Salute to The Paystack Founders

Salute to The Paystack Founders

By Olusegun Adeniyi

If you paid attention to what some of the officers who served in the dissolved Special Anti-Robbery Squad (SARS) have been saying, the only conclusion to draw is that a profile exists of people they were conditioned to see as potential criminals: Young men who can drive a car of N7 million (roughly $15,000) as well as those whose work revolves around computers, sport dreadlocks and ‘dress anyhow’. The problem here is that this sort of profile fits Shola Akinlade and Ezra Olubi, the young founders of Paystack. The Nigerian company has now merged with Stripe, (an American financial services and software payment giant) in a deal worth over $200 million (N74 billion). The duo started in their twenties. One was sporting dreadlocks. They worked with their laptops. And they mostly wore Jeans and T-shirts. If they appeared at a police check point manned by operatives of the dissolved SARS, driving a Mercedes Benz, it would take the grace of God for them to live to share their experience.

It is indeed a sign of the times we are in that the people in government—who are ever eager to latch on to the success stories of Nigerians, especially on the international stage—could not appreciate what the Paystack deal symbolises. Even those who would make the BBNaija winner a role model for our young people failed to see a genuine success story right under their nose.Yet, this is the biggest story out of Nigeria in a long while. The same computer that ‘Hushpuppi’ and confederates were using to perpetrate their nefarious activities that sullied our global image was what Akinade and Olubi used to build a platform that serves over 17,000 businesses, processes over 15 percent of all online payments in Nigeria today and makes us an African giant in the tech world. It is made sweeter by the fact that the duo graduated from a Nigerian (Babcock) University.

For the Paystack duo, the journey to stardom began in 2015 (just five years ago) when they set out to build a payment platform in Nigeria focused on digital infrastructure that could cut across the continent. That is one thing about our young entrepreneurs. They look beyond the shores of our country to the emerging African market. With its acquisition—as part of Stripe’s international expansion plans on the back of a $600 million funding round in April—the deal will see both companies continue to operate independently. Which means that Paystack is leading the way for others not only in Nigeria but across the continent.

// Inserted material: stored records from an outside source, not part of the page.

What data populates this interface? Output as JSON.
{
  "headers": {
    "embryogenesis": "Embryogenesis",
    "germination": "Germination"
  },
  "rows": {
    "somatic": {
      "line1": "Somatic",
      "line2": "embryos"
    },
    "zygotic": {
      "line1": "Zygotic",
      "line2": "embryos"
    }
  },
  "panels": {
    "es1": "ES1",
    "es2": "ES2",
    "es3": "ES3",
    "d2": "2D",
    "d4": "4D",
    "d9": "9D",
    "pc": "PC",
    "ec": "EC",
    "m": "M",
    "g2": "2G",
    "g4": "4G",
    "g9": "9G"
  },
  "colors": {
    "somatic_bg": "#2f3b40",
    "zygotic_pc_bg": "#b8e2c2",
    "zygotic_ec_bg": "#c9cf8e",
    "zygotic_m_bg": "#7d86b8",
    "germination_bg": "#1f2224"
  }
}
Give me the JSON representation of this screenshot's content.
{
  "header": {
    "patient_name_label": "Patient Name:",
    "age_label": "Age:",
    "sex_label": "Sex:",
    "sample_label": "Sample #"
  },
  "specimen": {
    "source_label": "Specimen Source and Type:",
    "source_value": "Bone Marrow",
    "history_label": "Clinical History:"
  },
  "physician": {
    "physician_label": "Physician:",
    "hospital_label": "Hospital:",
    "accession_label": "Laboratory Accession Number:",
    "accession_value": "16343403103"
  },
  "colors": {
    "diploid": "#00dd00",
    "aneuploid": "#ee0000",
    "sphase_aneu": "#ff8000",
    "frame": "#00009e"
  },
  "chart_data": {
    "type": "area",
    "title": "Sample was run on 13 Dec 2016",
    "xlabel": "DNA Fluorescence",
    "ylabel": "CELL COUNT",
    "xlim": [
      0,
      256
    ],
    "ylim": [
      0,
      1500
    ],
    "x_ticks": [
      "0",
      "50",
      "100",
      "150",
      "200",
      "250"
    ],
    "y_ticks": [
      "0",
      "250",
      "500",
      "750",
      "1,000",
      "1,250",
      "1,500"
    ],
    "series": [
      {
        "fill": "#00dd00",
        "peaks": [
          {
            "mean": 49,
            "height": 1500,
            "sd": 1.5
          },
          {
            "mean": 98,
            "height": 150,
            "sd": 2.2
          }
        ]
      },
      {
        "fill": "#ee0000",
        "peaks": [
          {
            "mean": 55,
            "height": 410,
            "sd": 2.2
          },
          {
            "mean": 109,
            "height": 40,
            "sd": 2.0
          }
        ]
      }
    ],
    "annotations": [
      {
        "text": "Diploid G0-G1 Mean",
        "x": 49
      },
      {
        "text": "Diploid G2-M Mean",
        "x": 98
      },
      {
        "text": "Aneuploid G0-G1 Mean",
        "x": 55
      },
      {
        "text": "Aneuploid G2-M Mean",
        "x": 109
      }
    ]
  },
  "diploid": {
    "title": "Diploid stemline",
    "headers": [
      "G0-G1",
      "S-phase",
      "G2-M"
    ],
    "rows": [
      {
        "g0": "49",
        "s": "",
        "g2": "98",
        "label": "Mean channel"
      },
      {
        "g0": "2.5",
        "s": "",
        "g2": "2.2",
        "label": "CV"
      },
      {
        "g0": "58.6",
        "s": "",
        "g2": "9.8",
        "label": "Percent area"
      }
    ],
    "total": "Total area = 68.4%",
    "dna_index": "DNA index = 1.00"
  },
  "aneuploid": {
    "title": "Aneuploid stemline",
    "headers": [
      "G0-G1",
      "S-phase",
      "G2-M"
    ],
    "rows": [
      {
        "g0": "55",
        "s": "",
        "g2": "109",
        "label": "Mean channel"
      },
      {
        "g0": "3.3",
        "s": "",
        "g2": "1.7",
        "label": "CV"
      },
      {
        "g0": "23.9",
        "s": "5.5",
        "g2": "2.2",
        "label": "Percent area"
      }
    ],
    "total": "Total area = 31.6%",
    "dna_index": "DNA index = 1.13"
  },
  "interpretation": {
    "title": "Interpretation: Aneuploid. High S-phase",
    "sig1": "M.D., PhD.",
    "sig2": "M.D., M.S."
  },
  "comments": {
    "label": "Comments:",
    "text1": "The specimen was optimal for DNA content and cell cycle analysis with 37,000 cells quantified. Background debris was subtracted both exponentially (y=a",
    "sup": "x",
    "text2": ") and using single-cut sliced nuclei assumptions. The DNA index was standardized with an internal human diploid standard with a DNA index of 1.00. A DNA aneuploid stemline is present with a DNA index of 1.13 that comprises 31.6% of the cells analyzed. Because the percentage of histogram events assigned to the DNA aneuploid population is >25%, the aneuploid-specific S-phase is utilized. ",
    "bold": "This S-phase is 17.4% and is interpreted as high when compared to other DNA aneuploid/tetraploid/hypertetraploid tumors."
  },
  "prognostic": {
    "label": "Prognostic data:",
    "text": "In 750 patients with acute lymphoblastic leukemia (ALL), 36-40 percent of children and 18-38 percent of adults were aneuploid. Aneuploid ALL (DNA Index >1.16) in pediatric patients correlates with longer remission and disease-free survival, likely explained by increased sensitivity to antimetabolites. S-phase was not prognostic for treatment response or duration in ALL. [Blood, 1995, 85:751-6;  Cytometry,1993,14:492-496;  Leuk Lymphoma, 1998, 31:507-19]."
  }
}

I salute Akinlade and Olubi and urge those in authority to celebrate them because they represent the endless possibilities that abound within our environment and the resourcefulness of our young people. Besides, nobody needs to buy them houses or cars, these are luxuries they can afford by dint of their ingenuity. My 2016 ‘Platform Nigeria’ lecture, ‘From Luggage Economy to Knowledge Economy: Which Way Nigeria?’ was essentially an ode to the resourcefulness of this emerging generation of Nigerian techpreneurs. In that presentation, I defined luggage economy as “one that follows the normal curve of ‘heavy’ industrialisation and cargo based international trade. It is a model whose developmental impact depends on a trickle down flow and the provision of conventional employment” before I added: “There is a limit to how that model can make billionaires of citizens not born into wealth or who do not have access to illicit funds.”

On the other hand, Knowledge economy—that the duo of Akinlade and Olubi have proved with Paystack—places emphasis on the power of human imagination to use knowhow and know why to create business opportunities through new entrepreneurship models. In this new economy, our young men and women (regardless of their social background) with proficiency in IT, basic engineering or entrepreneurship can break through all known barriers to emerge very quickly with a product or service that the mass market wants. In the process, they achieve in a few years what the purveyors of the luggage economy could not achieve in so many years both in terms of aggregate capital accumulation and net contribution to the GDP, I reasoned.

In that presentation, I also mentioned young Nigerians who are developing solutions and apps capable of generating income and huge employment in all sectors of our economy, from transportation, to civic engagement, healthcare, sports and agriculture. Examples of the growing ecosystem that I cited include Paga, Andela, BudgIT, Efiko, Mamalette, Autobox, Truppr, Agribiz4Africa, ReelFruit, Wecyclers Corporation, IROKO TV, Tech-Her, MAX NG, Hotels NG etc. I also highlighted the efforts of Bosun Tijani, Femi Longe, Iyinola Aboyeji, Tayo Oviosu, Gossy Nkanwoke, Chioma Agwuegbo, Mark Essien, Bankole Cardoso, Bilkiss Adebiyi-Abiola, Jason Njoku, Affiong Williams, Fatima Oyia Ademoh, Adetayo Bamiduro, Chinedu Azodoh, Kunle Afolayan and others.

What these young men and women are doing in the tech world, others are doing in arts and literature (Tomi Adeyemi was just listed as one of the 100 most influential persons in the world in 2020 by TIME magazine at age 26), music, sports, Nollywood and other fields of human endeavour. We must do everything we can to encourage this generation. And when they demand of us to ‘Soro Soke’, it is in our collective interest to accede to that request. Not with bullets but listening ears!